Written by in Business on the / Is Buy Now Pay Later Really in Fashion?

Is Buy Now Pay Later Really in Fashion?


As frequent readers of a style publication, I’m sure you’ve noticed a new method of payment when reaching the end of an online shop. In just a couple of clicks, you can get access to easy credit and delay the bill in a matter of seconds, all through a system known as Buy Now Pay Later (BNPL).


Common examples of BNPL schemes are Klarna, Clearpay and Laybuy. They are becoming an increasingly popular option for those who want to make an instant purchase, without the need to save up. They allow the cost to be spread out, typically over 3 payment instalments. Although undoubtedly a convenience for those looking to split a large payment, the overreliance on these schemes has led to an increasing number of people finding themselves in debt.



In 2019, over 14,000 people came to PayPlan with a Buy Now Pay Later debt, a worrying 45% increase compared to the previous year. And in a recent survey of their clients between the ages of 18 and 34, 70% said they had used a Buy Now Pay Later scheme. A further 73% said that one of the schemes contributed to their debt problem later on. These days, it’s so easy to lose track of your expenses. On one hand, the rise of online banks, and the budgeting tools they offer, can be really helpful. Yet on the other, the quick access to financing options can lead to purchases stacking up, eventually resulting in a missed payment. The terms and conditions attached to the credit offered by BNPL schemes is often misunderstood and unclear, with more evidence suggesting that shoppers are simply unaware of the dangers. Using a recent example of a BBC case study, a 21-year-old student was shocked to find their credit score affected by a late Klarna payment.



Taglines such as "I’ll choose when I pay" are misleading and give consumers a false sense of freedom and power, implying they can borrow what they want without any consequences. These schemes are an introduction to credit for many young people, so is it right that they support the instant gratification approach to spending?
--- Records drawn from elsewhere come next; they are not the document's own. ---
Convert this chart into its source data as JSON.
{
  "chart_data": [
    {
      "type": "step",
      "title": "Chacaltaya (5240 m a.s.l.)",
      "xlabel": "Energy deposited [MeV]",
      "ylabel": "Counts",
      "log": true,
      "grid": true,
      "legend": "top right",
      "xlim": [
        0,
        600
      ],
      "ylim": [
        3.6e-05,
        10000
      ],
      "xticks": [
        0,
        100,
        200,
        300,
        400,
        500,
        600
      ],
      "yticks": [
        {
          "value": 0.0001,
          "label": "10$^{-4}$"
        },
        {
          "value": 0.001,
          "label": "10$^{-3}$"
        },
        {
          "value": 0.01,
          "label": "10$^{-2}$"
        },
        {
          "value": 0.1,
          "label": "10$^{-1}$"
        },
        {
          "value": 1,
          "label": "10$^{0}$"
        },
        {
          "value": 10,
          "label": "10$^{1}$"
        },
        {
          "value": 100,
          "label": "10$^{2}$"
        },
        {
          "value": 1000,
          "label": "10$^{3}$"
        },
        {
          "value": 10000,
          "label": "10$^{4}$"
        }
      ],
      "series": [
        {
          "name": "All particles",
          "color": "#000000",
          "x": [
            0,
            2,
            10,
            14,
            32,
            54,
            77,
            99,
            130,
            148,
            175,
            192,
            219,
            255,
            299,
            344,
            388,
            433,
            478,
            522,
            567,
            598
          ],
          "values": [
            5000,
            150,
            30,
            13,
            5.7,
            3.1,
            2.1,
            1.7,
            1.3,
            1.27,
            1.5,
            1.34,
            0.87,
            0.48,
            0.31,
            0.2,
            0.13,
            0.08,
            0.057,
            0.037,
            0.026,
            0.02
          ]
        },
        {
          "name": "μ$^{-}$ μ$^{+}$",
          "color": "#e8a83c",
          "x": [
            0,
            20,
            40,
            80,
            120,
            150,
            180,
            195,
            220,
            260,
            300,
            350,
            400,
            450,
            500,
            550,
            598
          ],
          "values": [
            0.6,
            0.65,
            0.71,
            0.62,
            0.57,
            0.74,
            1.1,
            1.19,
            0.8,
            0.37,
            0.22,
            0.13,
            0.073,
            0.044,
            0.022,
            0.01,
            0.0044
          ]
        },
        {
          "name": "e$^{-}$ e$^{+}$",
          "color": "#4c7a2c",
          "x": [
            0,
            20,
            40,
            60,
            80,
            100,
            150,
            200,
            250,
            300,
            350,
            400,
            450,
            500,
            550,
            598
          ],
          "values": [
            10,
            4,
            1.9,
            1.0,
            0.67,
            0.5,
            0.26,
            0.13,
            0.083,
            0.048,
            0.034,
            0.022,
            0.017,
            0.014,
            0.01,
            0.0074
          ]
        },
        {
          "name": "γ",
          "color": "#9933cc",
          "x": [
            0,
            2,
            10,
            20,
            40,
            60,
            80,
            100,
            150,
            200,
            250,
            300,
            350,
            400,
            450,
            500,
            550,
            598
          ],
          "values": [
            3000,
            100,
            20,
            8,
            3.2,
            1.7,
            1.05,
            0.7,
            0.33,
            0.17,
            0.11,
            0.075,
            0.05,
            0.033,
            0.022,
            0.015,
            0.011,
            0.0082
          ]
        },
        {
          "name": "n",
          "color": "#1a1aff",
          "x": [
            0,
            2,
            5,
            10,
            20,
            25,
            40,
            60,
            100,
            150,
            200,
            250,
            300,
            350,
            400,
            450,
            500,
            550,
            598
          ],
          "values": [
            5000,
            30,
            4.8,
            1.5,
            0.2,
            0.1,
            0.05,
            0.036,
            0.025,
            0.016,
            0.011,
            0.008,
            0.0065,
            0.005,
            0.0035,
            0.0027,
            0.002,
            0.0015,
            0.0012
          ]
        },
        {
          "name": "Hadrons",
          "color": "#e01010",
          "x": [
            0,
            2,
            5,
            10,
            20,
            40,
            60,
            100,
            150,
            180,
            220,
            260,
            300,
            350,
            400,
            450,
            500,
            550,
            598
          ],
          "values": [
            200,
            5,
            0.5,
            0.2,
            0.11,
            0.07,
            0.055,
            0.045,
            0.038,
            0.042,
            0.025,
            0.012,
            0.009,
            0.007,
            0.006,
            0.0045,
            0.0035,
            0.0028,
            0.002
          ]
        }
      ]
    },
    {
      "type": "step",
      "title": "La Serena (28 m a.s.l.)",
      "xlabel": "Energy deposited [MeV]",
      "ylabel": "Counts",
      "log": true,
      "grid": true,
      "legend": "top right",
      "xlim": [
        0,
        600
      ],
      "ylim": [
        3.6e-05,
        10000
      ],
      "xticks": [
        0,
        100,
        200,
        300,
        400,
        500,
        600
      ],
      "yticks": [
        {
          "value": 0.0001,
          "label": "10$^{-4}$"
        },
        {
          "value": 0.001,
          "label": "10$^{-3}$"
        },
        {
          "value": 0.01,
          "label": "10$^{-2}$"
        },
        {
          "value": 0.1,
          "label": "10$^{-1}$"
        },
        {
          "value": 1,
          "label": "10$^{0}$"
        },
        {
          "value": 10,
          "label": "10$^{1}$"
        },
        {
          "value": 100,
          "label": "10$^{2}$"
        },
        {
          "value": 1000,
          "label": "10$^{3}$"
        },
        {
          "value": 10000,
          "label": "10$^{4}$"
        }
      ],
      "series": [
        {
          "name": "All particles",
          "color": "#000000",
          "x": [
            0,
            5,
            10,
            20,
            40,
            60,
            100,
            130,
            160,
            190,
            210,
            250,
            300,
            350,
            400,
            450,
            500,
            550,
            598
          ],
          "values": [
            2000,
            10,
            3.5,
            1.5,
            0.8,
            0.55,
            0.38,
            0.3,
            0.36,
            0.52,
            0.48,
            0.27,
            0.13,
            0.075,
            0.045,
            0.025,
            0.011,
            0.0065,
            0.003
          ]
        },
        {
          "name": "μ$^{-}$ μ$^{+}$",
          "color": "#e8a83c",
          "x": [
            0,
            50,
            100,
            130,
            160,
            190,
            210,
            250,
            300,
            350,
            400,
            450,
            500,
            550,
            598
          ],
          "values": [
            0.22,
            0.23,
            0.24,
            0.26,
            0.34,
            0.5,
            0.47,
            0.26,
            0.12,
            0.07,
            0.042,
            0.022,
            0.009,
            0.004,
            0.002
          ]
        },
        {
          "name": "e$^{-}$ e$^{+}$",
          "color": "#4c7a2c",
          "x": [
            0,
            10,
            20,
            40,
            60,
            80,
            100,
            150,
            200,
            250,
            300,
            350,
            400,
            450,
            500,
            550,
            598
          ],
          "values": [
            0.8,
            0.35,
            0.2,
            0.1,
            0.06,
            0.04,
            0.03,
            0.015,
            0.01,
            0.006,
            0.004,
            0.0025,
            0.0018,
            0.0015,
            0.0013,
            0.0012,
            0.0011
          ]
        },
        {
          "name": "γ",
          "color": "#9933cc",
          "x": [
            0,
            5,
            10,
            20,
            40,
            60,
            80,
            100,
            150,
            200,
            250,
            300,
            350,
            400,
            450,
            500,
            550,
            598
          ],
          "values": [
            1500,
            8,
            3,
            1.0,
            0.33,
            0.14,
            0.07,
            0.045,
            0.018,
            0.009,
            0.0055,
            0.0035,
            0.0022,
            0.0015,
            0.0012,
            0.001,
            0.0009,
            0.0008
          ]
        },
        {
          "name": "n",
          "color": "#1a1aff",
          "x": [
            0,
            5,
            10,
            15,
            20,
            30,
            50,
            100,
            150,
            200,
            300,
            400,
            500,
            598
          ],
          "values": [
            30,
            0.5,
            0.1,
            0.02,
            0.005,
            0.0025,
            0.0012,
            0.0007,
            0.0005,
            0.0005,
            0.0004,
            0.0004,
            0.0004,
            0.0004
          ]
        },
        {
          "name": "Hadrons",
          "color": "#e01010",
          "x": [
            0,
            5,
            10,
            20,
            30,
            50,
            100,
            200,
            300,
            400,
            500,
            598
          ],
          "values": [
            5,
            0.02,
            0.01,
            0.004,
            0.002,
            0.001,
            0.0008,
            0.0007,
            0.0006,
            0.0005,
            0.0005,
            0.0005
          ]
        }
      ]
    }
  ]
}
The younger generation, arguably their target audience, don’t always understand just how damaging irresponsible borrowing can be to their credit score. There’s also the effect that the spending habits these schemes facilitate have on mental health. It’s no secret that young people today feel under pressure to look and dress a certain way. A prime example of this can be seen on social media, where thanks to Instagram, Snapchat, Twitter and others, retailers have had to speed up their processes and manufacturing, just to cope with how fast the consumer market is changing. Many young people feel the pressure to keep up with these trends and can get themselves into serious financial difficulty by doing so.
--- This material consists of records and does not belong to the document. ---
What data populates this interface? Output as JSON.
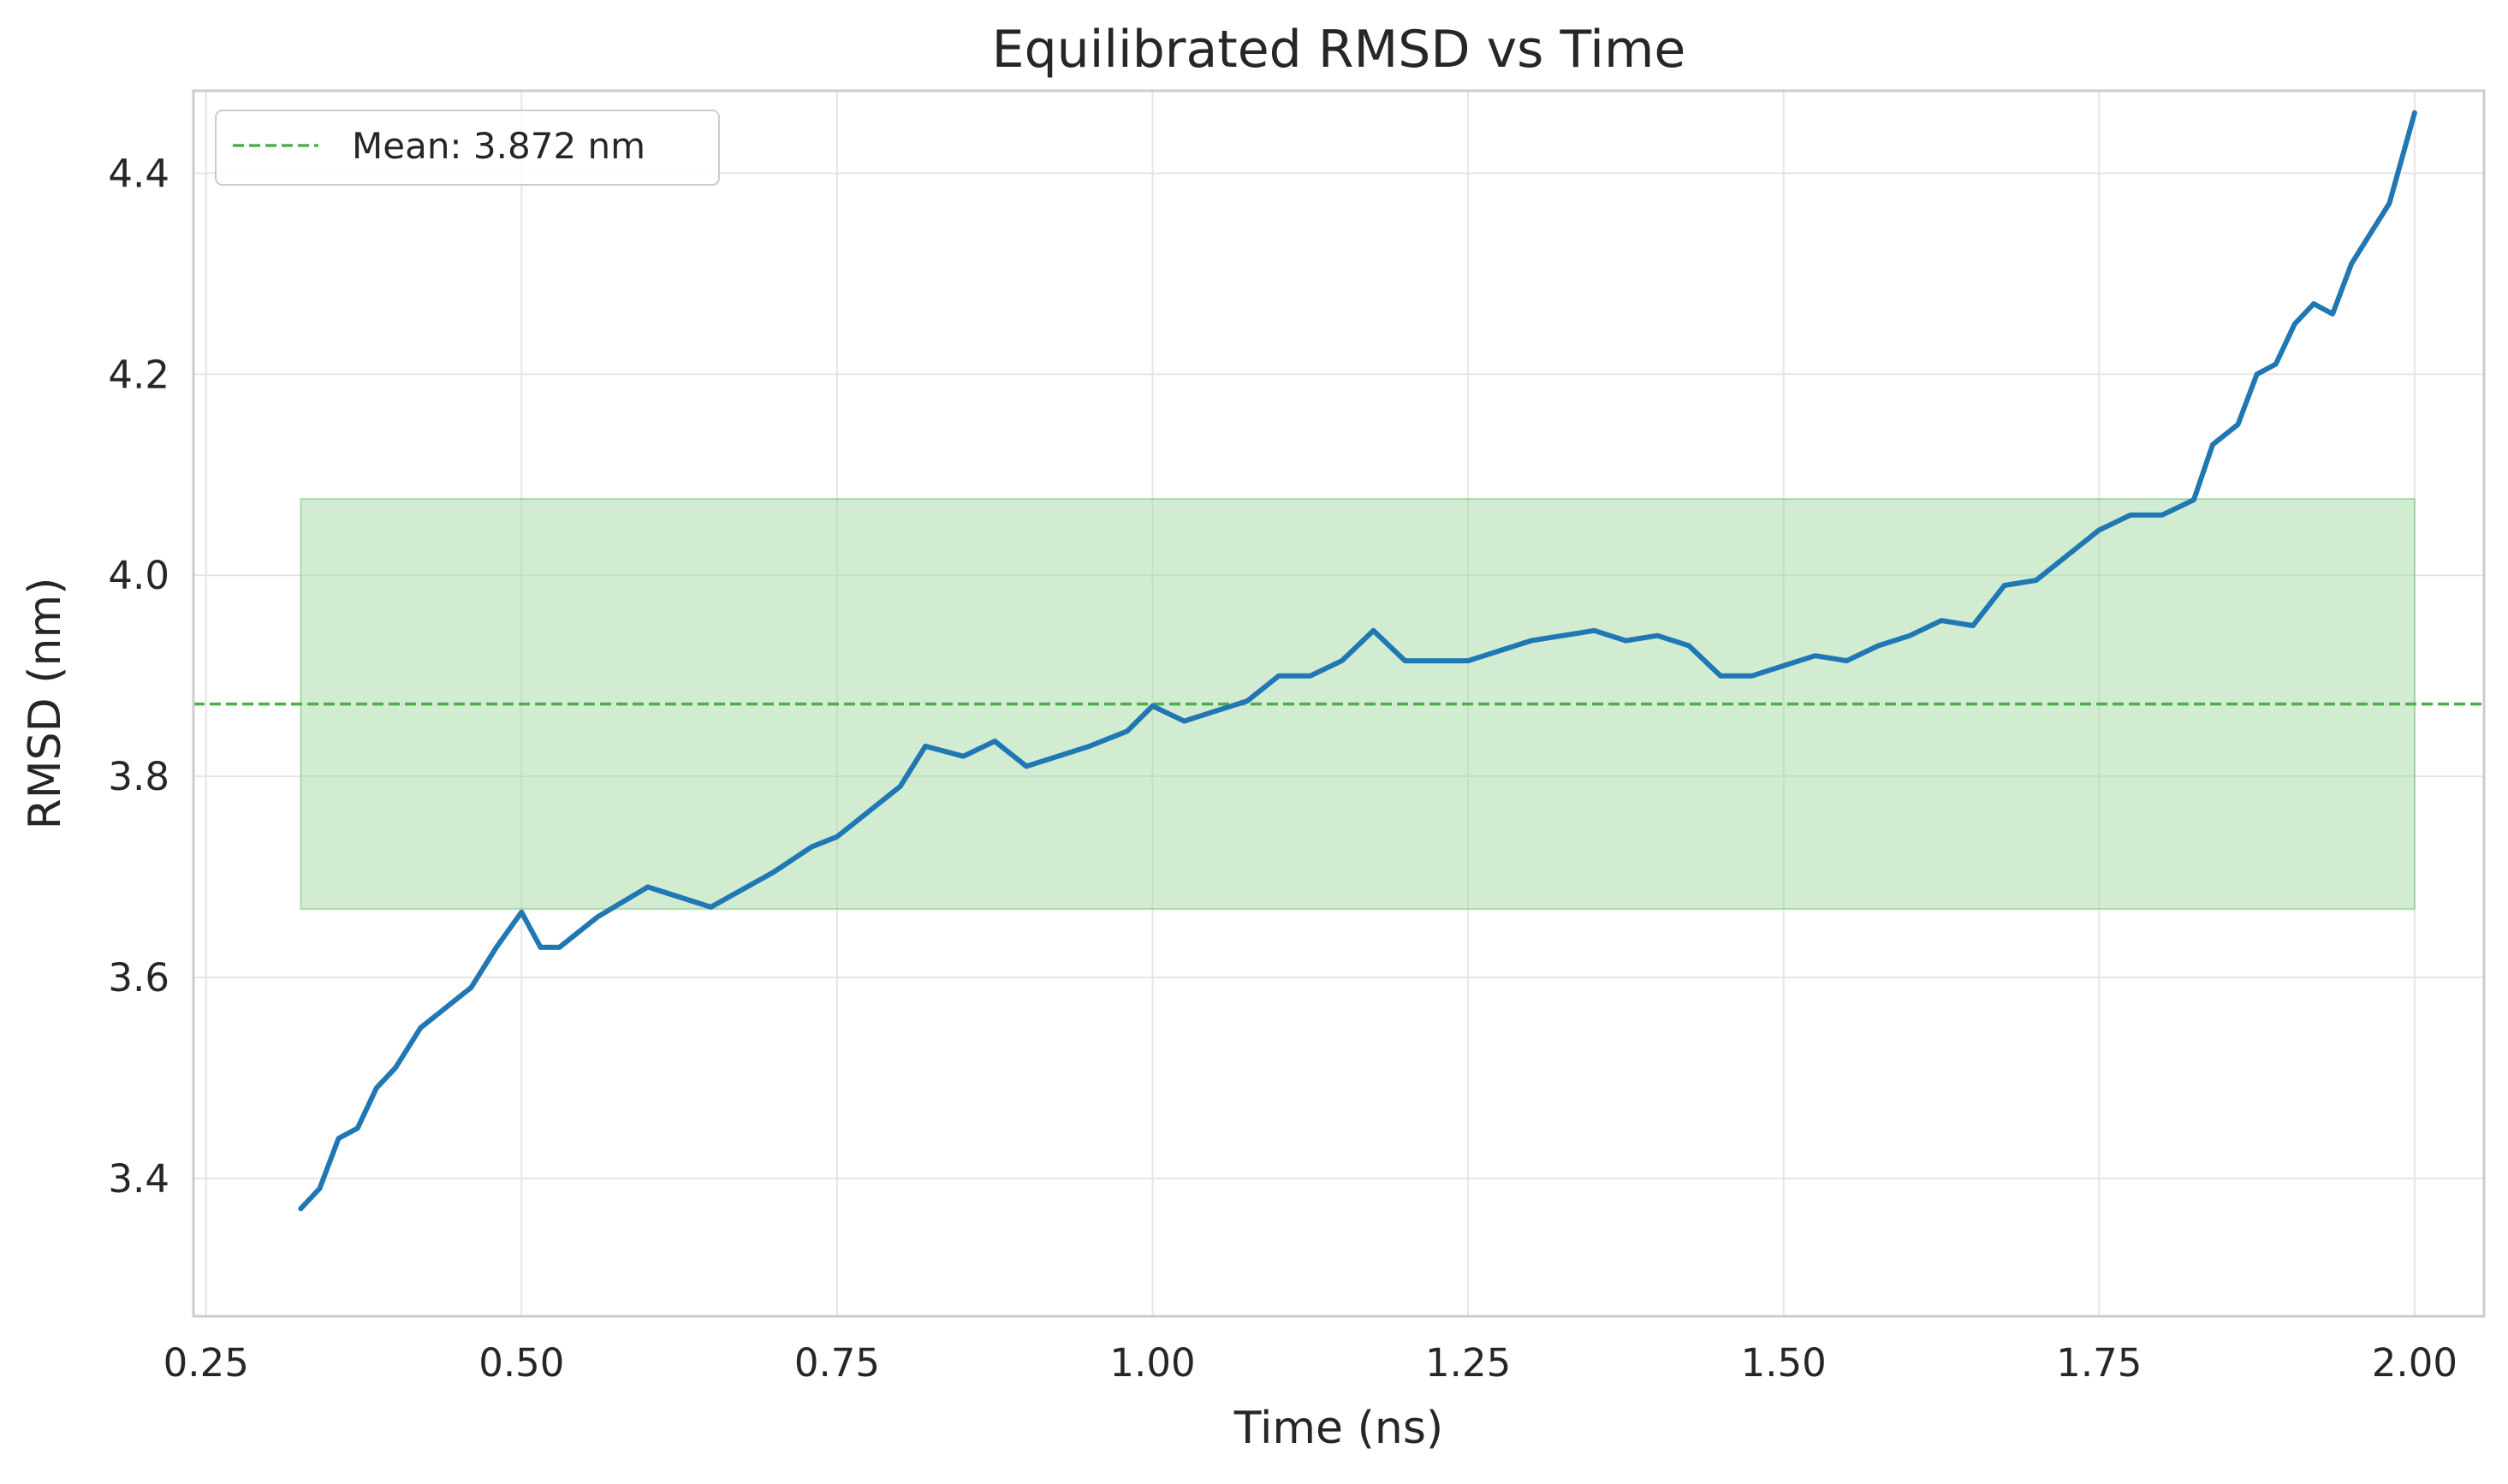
{
  "chart_data": {
    "type": "line",
    "title": "Equilibrated RMSD vs Time",
    "xlabel": "Time (ns)",
    "ylabel": "RMSD (nm)",
    "xlim": [
      0.24,
      2.055
    ],
    "ylim": [
      3.263,
      4.482
    ],
    "xticks": [
      0.25,
      0.5,
      0.75,
      1.0,
      1.25,
      1.5,
      1.75,
      2.0
    ],
    "xtick_labels": [
      "0.25",
      "0.50",
      "0.75",
      "1.00",
      "1.25",
      "1.50",
      "1.75",
      "2.00"
    ],
    "yticks": [
      3.4,
      3.6,
      3.8,
      4.0,
      4.2,
      4.4
    ],
    "ytick_labels": [
      "3.4",
      "3.6",
      "3.8",
      "4.0",
      "4.2",
      "4.4"
    ],
    "grid": true,
    "legend_position": "top-left",
    "colors": {
      "line": "#1f77b4",
      "mean": "#4daf4a",
      "band_fill": "#a6d9a4",
      "band_edge": "#66bb66"
    },
    "band": {
      "x": [
        0.325,
        2.0
      ],
      "y": [
        3.668,
        4.076
      ]
    },
    "mean": {
      "value": 3.872,
      "label": "Mean: 3.872 nm"
    },
    "series": [
      {
        "x": [
          0.325,
          0.34,
          0.355,
          0.37,
          0.385,
          0.4,
          0.42,
          0.44,
          0.46,
          0.48,
          0.5,
          0.515,
          0.53,
          0.56,
          0.6,
          0.65,
          0.7,
          0.73,
          0.75,
          0.77,
          0.8,
          0.82,
          0.85,
          0.875,
          0.9,
          0.95,
          0.98,
          1.0,
          1.025,
          1.05,
          1.075,
          1.1,
          1.125,
          1.15,
          1.175,
          1.2,
          1.25,
          1.3,
          1.35,
          1.375,
          1.4,
          1.425,
          1.45,
          1.475,
          1.5,
          1.525,
          1.55,
          1.575,
          1.6,
          1.625,
          1.65,
          1.675,
          1.7,
          1.725,
          1.75,
          1.775,
          1.8,
          1.825,
          1.84,
          1.86,
          1.875,
          1.89,
          1.905,
          1.92,
          1.935,
          1.95,
          1.965,
          1.98,
          2.0
        ],
        "y": [
          3.37,
          3.39,
          3.44,
          3.45,
          3.49,
          3.51,
          3.55,
          3.57,
          3.59,
          3.63,
          3.665,
          3.63,
          3.63,
          3.66,
          3.69,
          3.67,
          3.705,
          3.73,
          3.74,
          3.76,
          3.79,
          3.83,
          3.82,
          3.835,
          3.81,
          3.83,
          3.845,
          3.87,
          3.855,
          3.865,
          3.875,
          3.9,
          3.9,
          3.915,
          3.945,
          3.915,
          3.915,
          3.935,
          3.945,
          3.935,
          3.94,
          3.93,
          3.9,
          3.9,
          3.91,
          3.92,
          3.915,
          3.93,
          3.94,
          3.955,
          3.95,
          3.99,
          3.995,
          4.02,
          4.045,
          4.06,
          4.06,
          4.075,
          4.13,
          4.15,
          4.2,
          4.21,
          4.25,
          4.27,
          4.26,
          4.31,
          4.34,
          4.37,
          4.46
        ]
      }
    ]
  }
}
In a recent survey, 59% of PayPlan's clients felt their lifestyle choices had been affected in some way by online influencers and 30% said they felt they had overspent due to adverts seen on social media. Klarna and other Buy Now Pay Later schemes are increasingly present on social media platforms, and the frequent exposure to adverts and offers is having a profound impact on users. Also, when you consider that the average person spends over 2 hours a day on social media, its unsurprising that the two are linked. If you’re tempted to use a BNPL scheme, it’s worth asking yourself: 'Would you buy this if you had to pay for it upfront?' Also, does the expense align with your budget for the month the payment is due? Many of these schemes allow for pay dates to be pushed back, which can then throw next month’s budget out of kilter.



In the world of fast fashion, it’s easy to understand why you would want to push back a payment. Through retailers like ASOS, we’ve become so used to next-day deliveries that we’ll do anything to get what we want, when we want it - even if that means paying for something we can’t realistically afford. The good news is that the regulatory bodies are stepping up. These companies have been told that they must provide better information to consumers in their marketing, and appropriately balance the risks with benefits. By doing so, they will hopefully ensure this type of lending doesn’t cause financial harm for future generations.